You can also save the output in lower triangle format so that only one value is saved for every pairwise comparison between sequences. This is done with output=lt
in dist.seqs. If you do this, the output will be example.final.phylip.dist
and you will need to alter cluster.split to be phylip=example.final.phylip.dist
instead of using column=
.
cluster.split
Run cluster with large=true
to tell mothur the distance matrix is too large to read into RAM all at once.
pre.cluster
If you have a longer amplicon, less overlap of the two sequences that are combined into contigs, and/or a high error rate in sequencing, it is worth increasing pre.cluster to diffs=3 or 4
. This will group more sequences together and while it does not remove any data, you will end up with fewer uniques and therefore, a smaller distance matrix.
split.abund
This function can be used to remove very low abundance sequences. It creates a rare
and abund
data set. When cutoff=1
, the abund
data set includes all sequences that are present in the overall data set in 2 or more copies. The rare
data set is often referred to as singletons. Removing singletons (or doubletons, etc) dramatically reduces your unique sequences without strongly impacting beta-diversity. However, alpha-diversity is effected by singletons so please be careful to compare values only across data sets that have been handled in a similar way. This command would be used as:
mothur > split.abund(fasta=example.final.fasta, count=example.final.count_table, cutoff=1)
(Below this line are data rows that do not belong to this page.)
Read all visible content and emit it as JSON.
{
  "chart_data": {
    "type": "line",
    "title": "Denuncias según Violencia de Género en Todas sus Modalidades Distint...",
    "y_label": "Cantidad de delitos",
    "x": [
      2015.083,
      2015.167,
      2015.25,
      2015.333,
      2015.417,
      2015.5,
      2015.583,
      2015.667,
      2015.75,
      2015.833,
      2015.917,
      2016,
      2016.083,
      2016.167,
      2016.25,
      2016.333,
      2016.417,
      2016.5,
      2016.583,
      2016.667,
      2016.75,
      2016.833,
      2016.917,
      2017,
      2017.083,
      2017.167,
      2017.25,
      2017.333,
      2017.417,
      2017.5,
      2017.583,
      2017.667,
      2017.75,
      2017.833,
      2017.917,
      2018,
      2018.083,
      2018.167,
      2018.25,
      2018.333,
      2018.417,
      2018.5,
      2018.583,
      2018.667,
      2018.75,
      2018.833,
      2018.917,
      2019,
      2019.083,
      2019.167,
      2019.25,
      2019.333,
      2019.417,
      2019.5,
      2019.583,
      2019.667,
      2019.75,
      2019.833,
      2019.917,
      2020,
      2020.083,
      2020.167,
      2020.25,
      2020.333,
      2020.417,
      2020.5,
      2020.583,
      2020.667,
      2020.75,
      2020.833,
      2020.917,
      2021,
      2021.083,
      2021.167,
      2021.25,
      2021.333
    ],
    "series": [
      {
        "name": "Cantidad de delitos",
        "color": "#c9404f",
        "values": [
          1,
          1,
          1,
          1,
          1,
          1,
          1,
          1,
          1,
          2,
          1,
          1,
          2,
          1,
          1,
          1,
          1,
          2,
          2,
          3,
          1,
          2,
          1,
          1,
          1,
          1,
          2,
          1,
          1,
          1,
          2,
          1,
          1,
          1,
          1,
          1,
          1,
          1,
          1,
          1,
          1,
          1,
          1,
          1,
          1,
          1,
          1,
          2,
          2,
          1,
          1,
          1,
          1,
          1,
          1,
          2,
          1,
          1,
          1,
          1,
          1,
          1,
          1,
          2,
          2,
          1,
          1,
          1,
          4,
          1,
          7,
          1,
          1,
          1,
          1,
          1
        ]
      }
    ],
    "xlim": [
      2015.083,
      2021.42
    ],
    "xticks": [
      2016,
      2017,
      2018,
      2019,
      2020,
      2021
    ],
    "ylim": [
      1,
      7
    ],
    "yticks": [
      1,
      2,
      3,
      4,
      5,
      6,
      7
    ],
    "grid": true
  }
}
Now that you know what you are doing, and why, how do you avoid ever having to type all of these ever again? mothur is able to accept batch files which contain a list of all of the commands you want to feed it. Here is a link to the Schloss lab SOP. The zip file with their data includes a batch file which you could adapt: https://www.mothur.org/wiki/miseq_sop
First, let’s get out of mothur…
mothur > quit()
… then, let’s copy over our mock batch file.
$ cp /mnt/software/workshop/data/MOTHUR/batch.txt ~/miseq_sop
Now, let’s look at the batch file. It contains three commands which should run fairly quickly: summary.seqs, screen.seqs, and unique.seqs.
$ head -5 batch.txt
summary.seqs(fasta=example.trim.contigs.fasta)
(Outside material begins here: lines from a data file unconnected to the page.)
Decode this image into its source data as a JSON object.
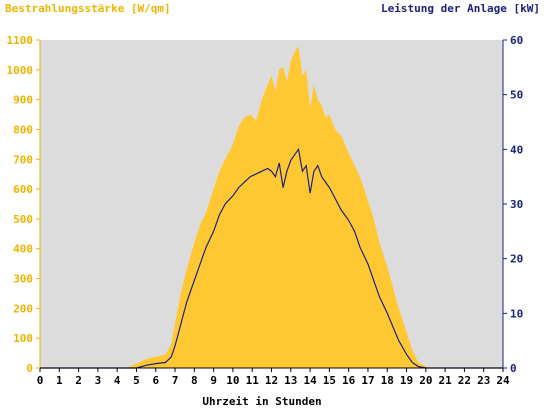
{
  "chart_data": {
    "type": "area",
    "left_axis_title": "Bestrahlungsstärke [W/qm]",
    "right_axis_title": "Leistung der Anlage [kW]",
    "xlabel": "Uhrzeit in Stunden",
    "xlim": [
      0,
      24
    ],
    "ylim_left": [
      0,
      1100
    ],
    "ylim_right": [
      0,
      60
    ],
    "x_ticks": [
      "0",
      "1",
      "2",
      "3",
      "4",
      "5",
      "6",
      "7",
      "8",
      "9",
      "10",
      "11",
      "12",
      "13",
      "14",
      "15",
      "16",
      "17",
      "18",
      "19",
      "20",
      "21",
      "22",
      "23",
      "24"
    ],
    "y_ticks_left": [
      "0",
      "100",
      "200",
      "300",
      "400",
      "500",
      "600",
      "700",
      "800",
      "900",
      "1000",
      "1100"
    ],
    "y_ticks_right": [
      "0",
      "10",
      "20",
      "30",
      "40",
      "50",
      "60"
    ],
    "colors": {
      "irradiance": "#ffc832",
      "power": "#1a237e",
      "plot_background": "#dcdcdc",
      "left_axis_text": "#f0b400",
      "right_axis_text": "#1a237e"
    },
    "series": [
      {
        "name": "Bestrahlungsstärke [W/qm]",
        "axis": "left",
        "x": [
          0,
          4.5,
          5,
          5.5,
          6,
          6.5,
          6.8,
          7,
          7.3,
          7.6,
          8,
          8.3,
          8.6,
          9,
          9.3,
          9.6,
          10,
          10.3,
          10.6,
          10.9,
          11.2,
          11.5,
          11.8,
          12,
          12.2,
          12.4,
          12.6,
          12.8,
          13,
          13.2,
          13.4,
          13.6,
          13.8,
          14,
          14.2,
          14.4,
          14.6,
          14.8,
          15,
          15.3,
          15.6,
          16,
          16.3,
          16.6,
          17,
          17.3,
          17.6,
          18,
          18.3,
          18.6,
          19,
          19.3,
          19.6,
          20,
          20.2,
          20.5,
          24
        ],
        "y": [
          0,
          0,
          15,
          30,
          38,
          45,
          80,
          150,
          250,
          330,
          420,
          480,
          520,
          600,
          660,
          700,
          750,
          810,
          840,
          850,
          830,
          900,
          950,
          980,
          930,
          1000,
          1010,
          960,
          1030,
          1060,
          1080,
          980,
          1000,
          870,
          950,
          900,
          880,
          840,
          850,
          800,
          780,
          720,
          680,
          640,
          560,
          500,
          420,
          340,
          270,
          200,
          120,
          60,
          20,
          5,
          0,
          0,
          0
        ]
      },
      {
        "name": "Leistung der Anlage [kW]",
        "axis": "right",
        "x": [
          0,
          5,
          5.5,
          6,
          6.5,
          6.8,
          7,
          7.3,
          7.6,
          8,
          8.3,
          8.6,
          9,
          9.3,
          9.6,
          10,
          10.3,
          10.6,
          10.9,
          11.2,
          11.5,
          11.8,
          12,
          12.2,
          12.4,
          12.6,
          12.8,
          13,
          13.2,
          13.4,
          13.6,
          13.8,
          14,
          14.2,
          14.4,
          14.6,
          14.8,
          15,
          15.3,
          15.6,
          16,
          16.3,
          16.6,
          17,
          17.3,
          17.6,
          18,
          18.3,
          18.6,
          19,
          19.3,
          19.6,
          20,
          20.5,
          24
        ],
        "y": [
          0,
          0,
          0.5,
          0.8,
          1,
          2,
          4,
          8,
          12,
          16,
          19,
          22,
          25,
          28,
          30,
          31.5,
          33,
          34,
          35,
          35.5,
          36,
          36.5,
          36,
          35,
          37.5,
          33,
          36,
          38,
          39,
          40,
          36,
          37,
          32,
          36,
          37,
          35,
          34,
          33,
          31,
          29,
          27,
          25,
          22,
          19,
          16,
          13,
          10,
          7.5,
          5,
          2.5,
          1,
          0.3,
          0,
          0,
          0
        ]
      }
    ]
  }
}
screen.seqs(fasta=example.trim.contigs.fasta, group=example.contigs.groups, maxambig=0, maxlength=300, maxhomop=8)
unique.seqs(fasta=example.trim.contigs.good.fasta)
We feed it to mothur using the filepath to the mothur executable followed by a space, then the name of our batch file.
$ /mnt/software/mothur/default/mothur batch.txt
You can see that mothur was opened, the commands were executed, then mothur was automatically closed. This is useful for large data sets, where certain commands (pre.cluster, dist.seqs) can take a VERY long time. This allows you to execute all the necessary commands without having to babysit the computer.
Note: Because we are in a new session of mothur, it has forgotten our preferences for multiple processors. You must indicate at the beginning of each session how many processors you want mothur to use. This is particularly important when you are using a batch file with a large data set and not paying as close attention to your data as it runs. Your first command in a batch file should indicate the number of processors you want to use.